Realizing Corner States in Artificial Crystals Based on Topological Spin Textures (1910.03956v1)

Abstract: The recent discovery of higher-order topological insulators (HOTIs) has significantly extended our understanding of topological phases of matter. Here, we predict that second-order corner states can emerge in the dipolar-coupled dynamics of topological spin textures in two-dimensional artificial crystals. Taking a breathing honeycomb lattice of magnetic vortices as an example, we derive the full phase diagram of collective vortex gyrations and identify three types of corner states that have not been discovered before. We show that the topological "zero-energy" corner modes are protected by a generalized chiral symmetry in the sexpartite lattice, leading to particular robustness against disorder and defects, although the conventional chiral symmetry of bipartite lattices is absent.
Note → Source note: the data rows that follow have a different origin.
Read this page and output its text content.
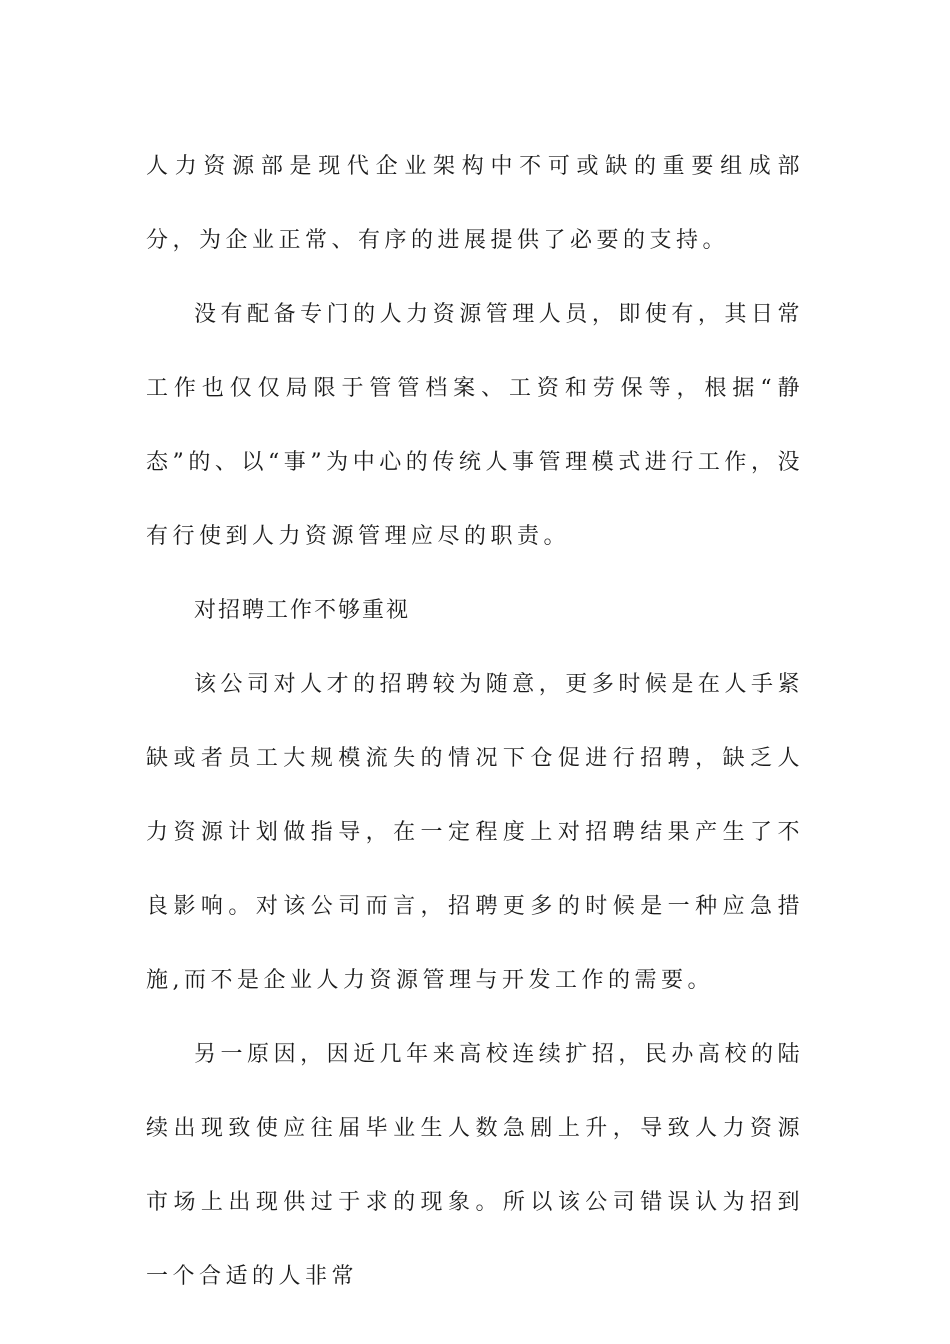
人力资源部是现代企业架构中不可或缺的重要组成部分，为企业正常、有序的进展提供了必要的支持。

没有配备专门的人力资源管理人员，即使有，其日常工作也仅仅局限于管管档案、工资和劳保等，根据“静态”的、以“事”为中心的传统人事管理模式进行工作，没有行使到人力资源管理应尽的职责。

对招聘工作不够重视

该公司对人才的招聘较为随意，更多时候是在人手紧缺或者员工大规模流失的情况下仓促进行招聘，缺乏人力资源计划做指导，在一定程度上对招聘结果产生了不良影响。对该公司而言，招聘更多的时候是一种应急措施,而不是企业人力资源管理与开发工作的需要。

另一原因，因近几年来高校连续扩招，民办高校的陆续出现致使应往届毕业生人数急剧上升，导致人力资源市场上出现供过于求的现象。所以该公司错误认为招到一个合适的人非常
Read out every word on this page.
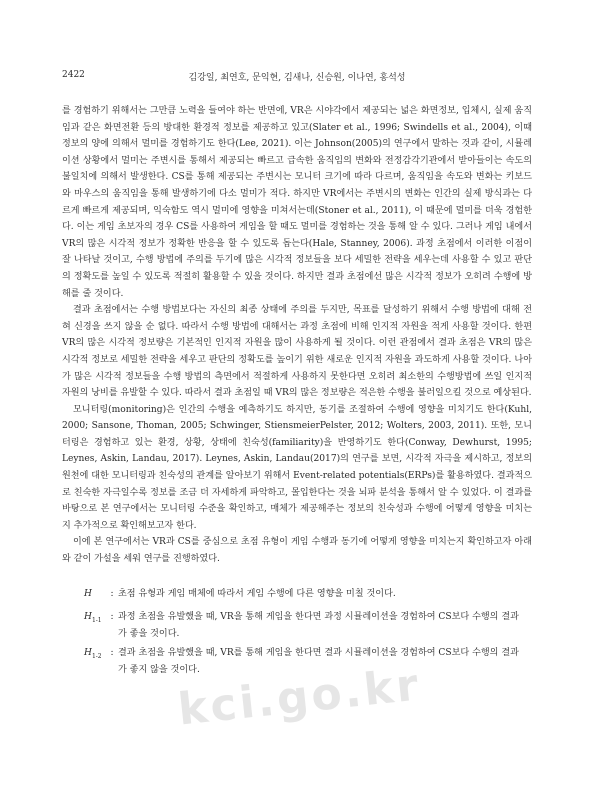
2422	김강일, 최연호, 문익현, 김새나, 신승원, 이나연, 홍석성
kci.go.kr

를 경험하기 위해서는 그만큼 노력을 들여야 하는 반면에, VR은 시야각에서 제공되는 넓은 화면정보, 입체시, 실제 움직임과 같은 화면전환 등의 방대한 환경적 정보를 제공하고 있고(Slater et al., 1996; Swindells et al., 2004), 이때 정보의 양에 의해서 멀미를 경험하기도 한다(Lee, 2021). 이는 Johnson(2005)의 연구에서 말하는 것과 같이, 시뮬레이션 상황에서 멀미는 주변시를 통해서 제공되는 빠르고 급속한 움직임의 변화와 전정감각기관에서 받아들이는 속도의 불일치에 의해서 발생한다. CS를 통해 제공되는 주변시는 모니터 크기에 따라 다르며, 움직임을 속도와 변화는 키보드와 마우스의 움직임을 통해 발생하기에 다소 멀미가 적다. 하지만 VR에서는 주변시의 변화는 인간의 실제 방식과는 다르게 빠르게 제공되며, 익숙함도 역시 멀미에 영향을 미쳐서는데(Stoner et al., 2011), 이 때문에 멀미를 더욱 경험한다. 이는 게임 초보자의 경우 CS를 사용하여 게임을 할 때도 멀미를 경험하는 것을 통해 알 수 있다. 그러나 게임 내에서 VR의 많은 시각적 정보가 정확한 반응을 할 수 있도록 돕는다(Hale, Stanney, 2006). 과정 초점에서 이러한 이점이 잘 나타날 것이고, 수행 방법에 주의를 두기에 많은 시각적 정보들을 보다 세밀한 전략을 세우는데 사용할 수 있고 판단의 정확도를 높일 수 있도록 적절히 활용할 수 있을 것이다. 하지만 결과 초점에선 많은 시각적 정보가 오히려 수행에 방해를 줄 것이다.

결과 초점에서는 수행 방법보다는 자신의 최종 상태에 주의를 두지만, 목표를 달성하기 위해서 수행 방법에 대해 전혀 신경을 쓰지 않을 순 없다. 따라서 수행 방법에 대해서는 과정 초점에 비해 인지적 자원을 적게 사용할 것이다. 한편 VR의 많은 시각적 정보량은 기본적인 인지적 자원을 많이 사용하게 될 것이다. 이런 관점에서 결과 초점은 VR의 많은 시각적 정보로 세밀한 전략을 세우고 판단의 정확도를 높이기 위한 새로운 인지적 자원을 과도하게 사용할 것이다. 나아가 많은 시각적 정보들을 수행 방법의 측면에서 적절하게 사용하지 못한다면 오히려 최소한의 수행방법에 쓰일 인지적 자원의 낭비를 유발할 수 있다. 따라서 결과 초점일 때 VR의 많은 정보량은 적은한 수행을 불러일으킬 것으로 예상된다.

모니터링(monitoring)은 인간의 수행을 예측하기도 하지만, 동기를 조절하여 수행에 영향을 미치기도 한다(Kuhl, 2000; Sansone, Thoman, 2005; Schwinger, StiensmeierPelster, 2012; Wolters, 2003, 2011). 또한, 모니터링은 경험하고 있는 환경, 상황, 상태에 친숙성(familiarity)을 반영하기도 한다(Conway, Dewhurst, 1995; Leynes, Askin, Landau, 2017). Leynes, Askin, Landau(2017)의 연구를 보면, 시각적 자극을 제시하고, 정보의 원천에 대한 모니터링과 친숙성의 관계를 알아보기 위해서 Event-related potentials(ERPs)를 활용하였다. 결과적으로 친숙한 자극일수록 정보를 조금 더 자세하게 파악하고, 몰입한다는 것을 뇌파 분석을 통해서 알 수 있었다. 이 결과를 바탕으로 본 연구에서는 모니터링 수준을 확인하고, 매체가 제공해주는 정보의 친숙성과 수행에 어떻게 영향을 미치는지 추가적으로 확인해보고자 한다.

이에 본 연구에서는 VR과 CS를 중심으로 초점 유형이 게임 수행과 동기에 어떻게 영향을 미치는지 확인하고자 아래와 같이 가설을 세워 연구를 진행하였다.

H	: 초점 유형과 게임 매체에 따라서 게임 수행에 다른 영향을 미칠 것이다.
$H_{1-1}$ : 과정 초점을 유발했을 때, VR을 통해 게임을 한다면 과정 시뮬레이션을 경험하여 CS보다 수행의 결과가 좋을 것이다.
$H_{1-2}$ : 결과 초점을 유발했을 때, VR를 통해 게임을 한다면 결과 시뮬레이션을 경험하여 CS보다 수행의 결과가 좋지 않을 것이다.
We propose the use of the quantized $\mathbb{Z}_{6}$ Berry phase to characterize the nontrivial topology. Interestingly, we observe corner states at either obtuse-angled or acute-angled corners, depending on whether the lattice boundary has an armchair or zigzag shape. Full micromagnetic simulations confirm the theoretical predictions with good agreement. Experimentally, we suggest using the recently developed ultrafast Lorentz microscopy technique [M\"{o}ller \emph{et al}.,{arXiv:1907.04608}] to detect the topological corner states by tracking the nanometer-scale vortex orbits in a time-resolved manner. Our findings open up a promising route for realizing higher-order topologically protected corner states in magnetic systems and finally achieving topological spintronic memory and computing.